Experimental Design
Each round is a standard public goods game with the payoff function
N_(i,t+1)=N_(i,t)-c_(i,t)+MPCR_(i,t)*sum_(j) c_(j,t)-D_(i,t)
N_(i,t+1) is the payoff of round t for player i which become the initial endowment of round t+1.
N_(i,t) is the initial endowment (which is the same for all player in period 1).
c_(i,t) is his contribution to the public good.
MPCR_(i,t) is the marginal per capita return. In Baseline, it is simply 1.5/4 (4 is the group size). In Uncertainty, it is (1.5/4-p*delta*N_(i,t)/sum_(k)N_(k,t)), where p=0.2 is the ex-ante probability of an extreme event and delta=0.5 is the size of the damage.
D_(i,t) is the expected individual damage. D_(i,t)=p*f_(t)*d_{i,t], where f_(t) is the damage factor (1-sum_{j,t}*c_{j,t}/sum_{j,t}N_{j,t}) and d_(i,t) is the individual maximum damage delta*N_{i,t}.

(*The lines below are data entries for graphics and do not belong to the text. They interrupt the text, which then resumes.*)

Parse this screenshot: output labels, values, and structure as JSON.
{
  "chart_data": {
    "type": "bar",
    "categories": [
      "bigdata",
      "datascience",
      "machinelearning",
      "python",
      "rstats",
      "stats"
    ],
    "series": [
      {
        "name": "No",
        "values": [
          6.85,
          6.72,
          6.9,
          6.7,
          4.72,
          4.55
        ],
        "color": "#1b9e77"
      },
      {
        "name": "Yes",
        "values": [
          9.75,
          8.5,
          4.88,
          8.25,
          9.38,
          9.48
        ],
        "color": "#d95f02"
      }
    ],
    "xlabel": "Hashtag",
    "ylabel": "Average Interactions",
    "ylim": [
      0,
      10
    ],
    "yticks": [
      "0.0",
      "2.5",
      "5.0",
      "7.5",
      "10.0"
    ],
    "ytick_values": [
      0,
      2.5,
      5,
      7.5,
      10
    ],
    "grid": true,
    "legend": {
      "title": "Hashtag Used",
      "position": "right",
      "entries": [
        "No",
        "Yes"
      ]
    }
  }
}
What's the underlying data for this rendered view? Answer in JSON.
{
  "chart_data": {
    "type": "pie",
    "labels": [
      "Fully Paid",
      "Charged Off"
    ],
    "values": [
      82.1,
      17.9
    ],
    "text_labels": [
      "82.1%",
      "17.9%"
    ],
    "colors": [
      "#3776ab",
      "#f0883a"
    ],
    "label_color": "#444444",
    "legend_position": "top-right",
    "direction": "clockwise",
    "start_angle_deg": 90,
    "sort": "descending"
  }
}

In each round group members simultaneously and anonymously submit their individual contributions c_(i,t)s. At the end of the round, feedback is given. In the Uncertainty Treatment, an event may occur that destroys up to half of the payoff. The payoff of the current round becomes the endowment of the next round. After 10 rounds the game ends and participants receive their payoffs.
We also elicit subjects' risk attitudes and socio-demographic data.